Durham choirs unite for Black History Month concert

NCCU Choir director Roberta Laws instructs her students, accompanied on the piano by retired music professor and NCCU alumnus Grover Wilson. Laws arrived at NCCU as a voice professor in 2014 and took over the University Choir in 2015. (Staff photo by Andrew Dundas)

Dreaming of a better world and realizing it through unity; that is the theme of the upcoming collaborative concert between North Carolina Central University Choir and the Choral Society of Durham Chamber Choir.

There will be two performances and admission is free to both, according to NCCU Choir Director Roberta Laws. The first will be held Friday Feb. 21 at 7 p.m. at First Presbyterian Church, 305 E. Main St. The second takes place Saturday Feb. 22 at 4 p.m. at University United Methodist, 150 E. Franklin St., Chapel Hill.

Laws said, “We wanted to talk about unity. We wanted to talk about hope and dreams and love.”

The concert is titled “Together We Dream” and includes a variety of music, including spirituals, hymns and choral arrangements from poems. The concert will also feature a cello performance from Dr. Timothy Holley of NCCU.

Rodney Wynkoop leads a rehearsal between the Choral Society of Durham Chamber Choir and the NCCU Choir days before their two concerts. (Staff photo by Andrew Dundas)

Laws said she worked with the conductor of the Choral Society of Durham, Rodney Wynkoop, through the summer and fall of last year to bring their choirs together for a celebration of Black History Month.

Durham has divisions, Wynkoop said, and his choir, mostly white, middle class and older than the NCCU Choir, is just one side of the city.

He continued, “the Choral Society in general is really dedicated and determined to reach out into our community and find ways to find commonality.”

The concert has two halves and a theme for each. Laws said the first part of the concert is about the bondage of all people to what’s going on in the world and aspiring to do better.

The second half of the concert is about deliverance and freedom from that bondage.

“How do we do that?” Laws said. “We do that through unity.”

Mykah Hutton is one of Laws’ students and a member of the NCCU Choir. She said this collaboration will allow the community to understand both black choirs and mostly white choirs better.

Hutton said, “I think this collaboration is important to offer perspective on both sides of PWI (predominantly white institution) choirs and HBCU choirs. For the community to see that HBCU choirs are bigger than we think, bigger than what they seemed to be, that we have a wider range of ability than what’s given to us and vice versa for PWI choirs as well, just to bring us together and to offer new energy and new perspectives.”

Sara Miller joined the Choral Society over 30 years ago. She said the collaboration is an outreach amidst a community in turmoil.

Miller said, “Collaboration puts faces to the things you see on the news.”

Laws said that black choirs can sing more than just spirituals and white choirs can sing more than just the classics.

She said, “The students need to know and the community needs to know, that we sing all genres of music and that they all have worth. And that our students are capable of doing such.”
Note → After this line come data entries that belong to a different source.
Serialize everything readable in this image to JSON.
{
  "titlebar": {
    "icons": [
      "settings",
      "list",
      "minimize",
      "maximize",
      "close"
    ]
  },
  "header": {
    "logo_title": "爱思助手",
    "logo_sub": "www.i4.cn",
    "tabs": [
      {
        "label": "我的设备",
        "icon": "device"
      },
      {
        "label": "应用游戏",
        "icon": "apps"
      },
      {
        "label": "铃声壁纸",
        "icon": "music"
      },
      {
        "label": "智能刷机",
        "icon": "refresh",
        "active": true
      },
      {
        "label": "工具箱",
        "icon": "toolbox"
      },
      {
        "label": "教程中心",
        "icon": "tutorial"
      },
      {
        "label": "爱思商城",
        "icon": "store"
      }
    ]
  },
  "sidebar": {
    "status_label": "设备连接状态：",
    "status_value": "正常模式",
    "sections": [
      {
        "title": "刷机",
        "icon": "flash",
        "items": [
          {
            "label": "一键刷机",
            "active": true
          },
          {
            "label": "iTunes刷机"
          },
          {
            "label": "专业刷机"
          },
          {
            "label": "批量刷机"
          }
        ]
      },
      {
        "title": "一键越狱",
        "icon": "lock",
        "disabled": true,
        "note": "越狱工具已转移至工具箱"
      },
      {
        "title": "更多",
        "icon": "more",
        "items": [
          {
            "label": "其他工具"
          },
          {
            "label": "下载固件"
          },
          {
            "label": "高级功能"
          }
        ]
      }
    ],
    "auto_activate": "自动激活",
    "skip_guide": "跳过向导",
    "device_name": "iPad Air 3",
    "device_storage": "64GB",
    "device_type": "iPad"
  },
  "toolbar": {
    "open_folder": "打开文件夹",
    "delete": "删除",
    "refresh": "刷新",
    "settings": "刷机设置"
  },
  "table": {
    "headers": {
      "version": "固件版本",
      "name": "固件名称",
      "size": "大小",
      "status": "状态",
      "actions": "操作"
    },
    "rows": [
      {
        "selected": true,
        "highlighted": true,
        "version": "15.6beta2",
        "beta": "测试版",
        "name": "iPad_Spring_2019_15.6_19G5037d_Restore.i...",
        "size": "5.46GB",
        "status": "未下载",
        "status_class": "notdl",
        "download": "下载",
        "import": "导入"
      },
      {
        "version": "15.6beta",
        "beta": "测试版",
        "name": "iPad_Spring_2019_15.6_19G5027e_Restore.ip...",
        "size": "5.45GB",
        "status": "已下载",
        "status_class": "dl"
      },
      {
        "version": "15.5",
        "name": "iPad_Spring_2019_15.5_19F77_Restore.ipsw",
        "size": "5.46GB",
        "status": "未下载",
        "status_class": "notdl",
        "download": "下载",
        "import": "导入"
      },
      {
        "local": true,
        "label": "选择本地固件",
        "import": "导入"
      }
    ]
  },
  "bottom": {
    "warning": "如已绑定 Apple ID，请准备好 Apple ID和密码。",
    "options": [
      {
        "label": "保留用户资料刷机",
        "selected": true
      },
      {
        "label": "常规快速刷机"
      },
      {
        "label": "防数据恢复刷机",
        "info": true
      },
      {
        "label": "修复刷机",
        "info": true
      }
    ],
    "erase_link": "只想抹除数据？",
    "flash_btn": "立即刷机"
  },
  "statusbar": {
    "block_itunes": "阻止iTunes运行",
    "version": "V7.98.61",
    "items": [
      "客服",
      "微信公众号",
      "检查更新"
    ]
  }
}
Wynkoop said the concerts are being held in downtown Durham and Chapel Hill, instead of a university campus, to be closer to the community.

“Part of my mission here,” Laws said, “has been to get the choir back into the community.”

She said she has focused on the NCCU Choir engaging with the community, social justice and civil rights.

“We will perform for various events and causes,” she said, “we are a choir that sings just a plethora of types of different types of music.”